Another time, a reader wanted to know the colour of Alexander the Great's horse. After weeks perusing historical texts and artistic renditions, a legion of librarians recruited in search of the answer, she provided the column's writer with a fascinating detailed account of Bucephalus, the mighty stallion. Yet, in print, the question got but a single word answer: Brown. (Not black?! Pls. double check. - ed.)

The work on the column led to a rare acknowledgment in print with the publication of You Asked Us: And Here Are The Answers To More Than 350 Fribbling Questions That Puzzle Canadians. ( Is fribbling even a word? - ed.) The 1978 book is credited to Anne Collins and Miss Hemelrijk. The back-cover copy promises "this book is crammed with the inessentials that fascinate Canadians."

Though she hailed from Liverpool, Miss Hemelrijk's crisp English accent sounds more Emma Thompson than John Lennon. She was born into a family of Dutch ancestry that made a fortune in the 19th century through Hornby, Hemelryk & Co. cotton brokers. She received an early childhood lesson in both pronunciation and class differences after spending seven weeks in hospital at age 7 recovering from diphtheria. Courtesy of the slum children with whom she shared the ward, she returned home fully versed in Scouse in which a "fur coat" is pronounced as a "fair coat" and a "fair day" as a "fur day." "Marvellous accent," she now says.
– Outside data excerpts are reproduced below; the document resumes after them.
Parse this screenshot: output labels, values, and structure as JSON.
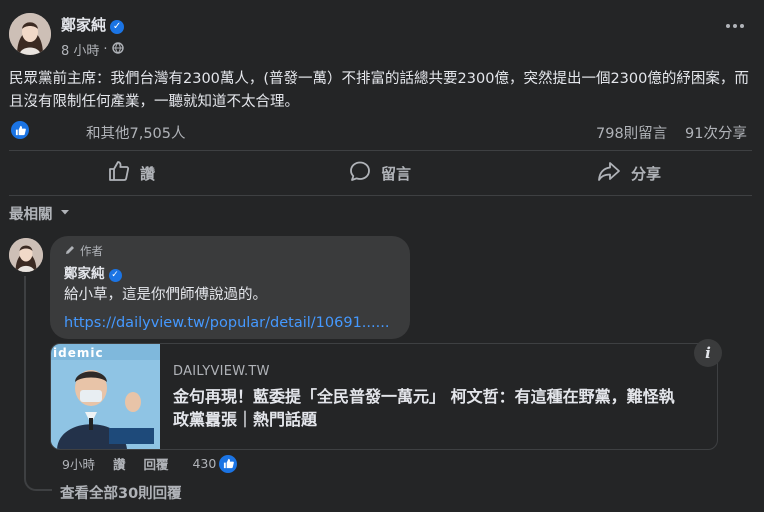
{
  "post": {
    "author": "鄭家純",
    "time": "8 小時",
    "text": "民眾黨前主席：我們台灣有2300萬人，(普發一萬）不排富的話總共要2300億，突然提出一個2300億的紓困案，而且沒有限制任何產業，一聽就知道不太合理。",
    "reactions": "和其他7,505人",
    "comments_count": "798則留言",
    "shares_count": "91次分享"
  },
  "actions": {
    "like": "讚",
    "comment": "留言",
    "share": "分享"
  },
  "sort": {
    "label": "最相關"
  },
  "comment": {
    "badge": "作者",
    "author": "鄭家純",
    "text": "給小草，這是你們師傅說過的。",
    "link": "https://dailyview.tw/popular/detail/10691......",
    "time": "9小時",
    "like": "讚",
    "reply": "回覆",
    "likes": "430",
    "preview": {
      "domain": "DAILYVIEW.TW",
      "title": "金句再現！藍委提「全民普發一萬元」 柯文哲：有這種在野黨，難怪執政黨囂張｜熱門話題",
      "image_banner": "idemic"
    }
  },
  "view_replies": "查看全部30則回覆",
  "colors": {
    "accent": "#1b74e4",
    "link": "#4599ff",
    "background": "#242526"
  }
}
As a young woman working at the Arts Council of Great Britain, she decided to alter the spelling of the family name, finding her rendition - replacing the penultimate "y" with an "ij" - to be more aesthetically pleasing.
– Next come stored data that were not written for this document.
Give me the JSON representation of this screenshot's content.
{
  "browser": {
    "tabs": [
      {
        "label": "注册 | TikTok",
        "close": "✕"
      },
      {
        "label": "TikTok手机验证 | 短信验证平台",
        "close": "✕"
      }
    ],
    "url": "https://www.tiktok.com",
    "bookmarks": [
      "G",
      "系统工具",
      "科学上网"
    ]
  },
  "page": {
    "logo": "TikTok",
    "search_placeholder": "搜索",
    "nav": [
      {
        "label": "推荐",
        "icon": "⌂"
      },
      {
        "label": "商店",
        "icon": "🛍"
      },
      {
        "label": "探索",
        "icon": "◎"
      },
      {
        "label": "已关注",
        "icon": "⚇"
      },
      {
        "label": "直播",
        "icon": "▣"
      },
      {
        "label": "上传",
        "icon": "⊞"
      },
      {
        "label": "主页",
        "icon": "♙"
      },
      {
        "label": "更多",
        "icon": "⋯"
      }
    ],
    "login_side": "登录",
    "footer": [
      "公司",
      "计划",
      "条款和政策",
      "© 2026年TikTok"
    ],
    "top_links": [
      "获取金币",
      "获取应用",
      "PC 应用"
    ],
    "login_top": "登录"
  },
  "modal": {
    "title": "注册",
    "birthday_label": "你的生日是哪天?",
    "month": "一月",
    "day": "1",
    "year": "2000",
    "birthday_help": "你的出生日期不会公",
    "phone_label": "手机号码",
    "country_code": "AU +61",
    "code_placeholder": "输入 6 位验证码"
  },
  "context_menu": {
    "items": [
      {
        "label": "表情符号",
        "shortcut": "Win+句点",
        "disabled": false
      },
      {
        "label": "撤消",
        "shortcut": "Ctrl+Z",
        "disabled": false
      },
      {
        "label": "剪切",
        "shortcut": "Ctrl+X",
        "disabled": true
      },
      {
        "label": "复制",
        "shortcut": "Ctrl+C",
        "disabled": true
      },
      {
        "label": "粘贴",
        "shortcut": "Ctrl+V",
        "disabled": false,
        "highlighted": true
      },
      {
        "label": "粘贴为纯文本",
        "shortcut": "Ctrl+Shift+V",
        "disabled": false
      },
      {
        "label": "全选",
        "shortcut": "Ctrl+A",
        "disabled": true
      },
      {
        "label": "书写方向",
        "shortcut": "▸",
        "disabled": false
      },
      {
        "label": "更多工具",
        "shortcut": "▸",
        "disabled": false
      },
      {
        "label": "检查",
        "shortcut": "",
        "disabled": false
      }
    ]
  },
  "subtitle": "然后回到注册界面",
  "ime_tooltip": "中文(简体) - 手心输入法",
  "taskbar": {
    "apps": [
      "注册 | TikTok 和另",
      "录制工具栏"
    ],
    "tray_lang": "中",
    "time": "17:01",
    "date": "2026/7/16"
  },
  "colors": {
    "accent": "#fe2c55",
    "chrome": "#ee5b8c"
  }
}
At about the same time, she noted the suggestive posters promoting the great ocean liners and became determined to see something of the world. She contemplated her preferred choices, ruling out Vienna for her lack of German and America for the difficulty in getting permission. That left what she described as the colonies. South Africa was out due to apartheid. Australia seemed promising, but she feared never being able to afford a return fare. So, Canada it was. Soon after arriving, she began her magazine career in Toronto.

She became something of a legend in the industry, having outlasted countless employers. Her efforts, celebrated by her peers yet unknown by her readers, were recently cited in a fine profile in the student-written Ryerson Review of Journalism.

Alas, the article has a few niggling errors, according to the subject, who, as we have seen, is a stickler in such matters.

Although hard to believe, this column, too, may contain inaccuracies. It is a heavy burden to profile a fact-checker known for consistency and accuracy. If any errors are found, I offer apologies in advance to Miss Hemelrijk and accept full responsibility. If the errors are egregious, however, I will blame the copy editors back in Toronto. They are known to enjoy drink, you know.